Toujours donner le lieu d’où l’on parle : je ne suis nullement climato-sceptique. L’âge aidant, j’ai eu le temps d’observer que les hivers rigoureux – en France pour ne parler que de notre pays – étaient de plus en plus espacés et que les étés caniculaires étaient de plus en plus rapprochés. J’ai eu également la possibilité d’observer, en effectuant à de nombreuses reprises, autour de 1985, la randonnée pour moi mythique du Glacier blanc, que celui-ci reculait annuellement de 50 à 60 mètres.
Ainsi donc, en juillet 1947, il fit 40°4 à Paris. Mes parents, qui se marièrent en ce beau mois dans le nord de la France, ont dû sentir passer la chaleur, bien plus accablante qu’à Alger ou Ajaccio. Mais lorsque je naquis en mai 1948, le printemps pourri annonçait un été encore plus pourri, limite froid.
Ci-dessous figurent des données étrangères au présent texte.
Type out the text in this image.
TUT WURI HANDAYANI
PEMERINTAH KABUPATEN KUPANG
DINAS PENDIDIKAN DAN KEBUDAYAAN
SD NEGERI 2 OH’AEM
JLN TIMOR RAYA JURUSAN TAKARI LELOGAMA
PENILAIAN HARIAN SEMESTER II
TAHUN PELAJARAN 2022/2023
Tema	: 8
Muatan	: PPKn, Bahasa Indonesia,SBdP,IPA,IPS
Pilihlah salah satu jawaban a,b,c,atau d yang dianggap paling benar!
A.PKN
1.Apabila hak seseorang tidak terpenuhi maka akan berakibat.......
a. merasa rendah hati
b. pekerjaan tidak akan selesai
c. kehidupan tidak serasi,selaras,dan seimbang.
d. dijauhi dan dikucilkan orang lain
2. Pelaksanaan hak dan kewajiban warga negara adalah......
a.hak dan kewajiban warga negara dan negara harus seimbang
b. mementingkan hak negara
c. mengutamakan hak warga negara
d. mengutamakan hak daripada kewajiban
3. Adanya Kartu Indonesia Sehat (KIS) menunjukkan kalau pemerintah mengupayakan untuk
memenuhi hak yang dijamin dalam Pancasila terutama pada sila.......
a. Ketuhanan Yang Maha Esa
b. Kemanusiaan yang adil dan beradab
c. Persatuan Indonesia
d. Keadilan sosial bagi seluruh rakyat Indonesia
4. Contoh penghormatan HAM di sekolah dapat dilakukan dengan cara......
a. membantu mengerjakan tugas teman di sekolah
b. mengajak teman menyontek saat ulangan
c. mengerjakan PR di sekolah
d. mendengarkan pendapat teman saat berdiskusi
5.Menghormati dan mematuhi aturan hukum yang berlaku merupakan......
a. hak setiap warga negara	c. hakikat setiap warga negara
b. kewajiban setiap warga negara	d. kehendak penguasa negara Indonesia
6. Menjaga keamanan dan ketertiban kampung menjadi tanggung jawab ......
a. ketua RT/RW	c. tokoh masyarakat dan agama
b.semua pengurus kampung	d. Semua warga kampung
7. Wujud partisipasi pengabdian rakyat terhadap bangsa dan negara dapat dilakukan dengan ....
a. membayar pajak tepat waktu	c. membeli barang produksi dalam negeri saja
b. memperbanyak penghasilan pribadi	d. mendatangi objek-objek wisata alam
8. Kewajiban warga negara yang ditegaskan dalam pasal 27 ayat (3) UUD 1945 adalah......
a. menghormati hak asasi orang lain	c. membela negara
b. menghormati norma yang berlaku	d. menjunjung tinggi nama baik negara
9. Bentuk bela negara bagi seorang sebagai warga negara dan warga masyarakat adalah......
Ne me demandez pas d’expliquer les aberrations climatiques, qui ne datent pas d’hier apparemment. Je n’ai aucune compétence en la matière. Mais je me souviens, par exemple, très nettement, de l’hiver 1970. Il neigea de manière très inhabituelle à Poitiers où il fit -11° début janvier, avant un redoux exceptionnel en février. Á Val d’Isère, le chalet de l’UCPA fut enseveli par une avalanche. On compta 39 morts. Au même moment, venue de Belgique et du nord du pays, une tempête d’une extrême violence balaya des régions entières. Le vent avait une force telle que des vaches se retrouvèrent au sommet d’arbres. Mars et début avril connurent des giboulées comme personne n’avait vues de son vivant. Mi-avril, il fit 25 degrés en pays de Loire. La fonte des neiges provoqua des glissements de terrain en montagne. Le sanatorium du plateau d’Assy s’effondra et 71 personnes dont 56 enfants périrent dans leur lit. Pour beaucoup, sans se rendre compte de quoi que ce soit.
Il se trouve qu’au début des années 1980, il y a donc 40 ans, j’enseignais à l’Université nationale de Côte d’Ivoire, à Abidjan où il n’a jamais fait froid, et que j’avais pour amis et collègues une joyeuse bande de physiciens de l’atmosphère. De météorologues, pour parler simplement. Ils étaient tous bardés de doctorats divers et variés et étudiaient, de manière très pointue, des phénomènes climatiques dans la région.
On parlait déjà à l’époque de réchauffement, de l’effet de serre (greenhouse effect, comme on disait dans les publications scientifiques), de fonte de la calotte polaire (l’arctique, en attendant pire). Me souvenant qu’une des causes de la Révolution française était que, des dizaines d’années durant, le peuple avait crevé de faim en raison, tantôt d’hivers glaciaux, tantôt d’hivers pourris, je leur demandai un jour si le réchauffement était structurel ou conjoncturel. Ils étaient six ou sept devant moi et j’obtins six ou sept réponses différentes : du conjoncturel péremptoire au structurel accablé.
Nous étions fin juin et je leur posai une question de rattrapage : qu’elles étaient leurs prévisions pour l’été dans le nord de la France ? Ils me répondirent qu’ils étaient capables de prévoir le temps à cinq jours avec 95% de réussite. Au-delà, il fallait s’en remettre aux prévisions de la grenouille d’Albert Simon à Europe 1. C’est dire que, pour eux, les prévisionnistes à un ou deux mois étaient des foutriquets. Ils prévoiraient aujourd’hui, grâce aux progrès scientifiques, à dix jours. Pas plus.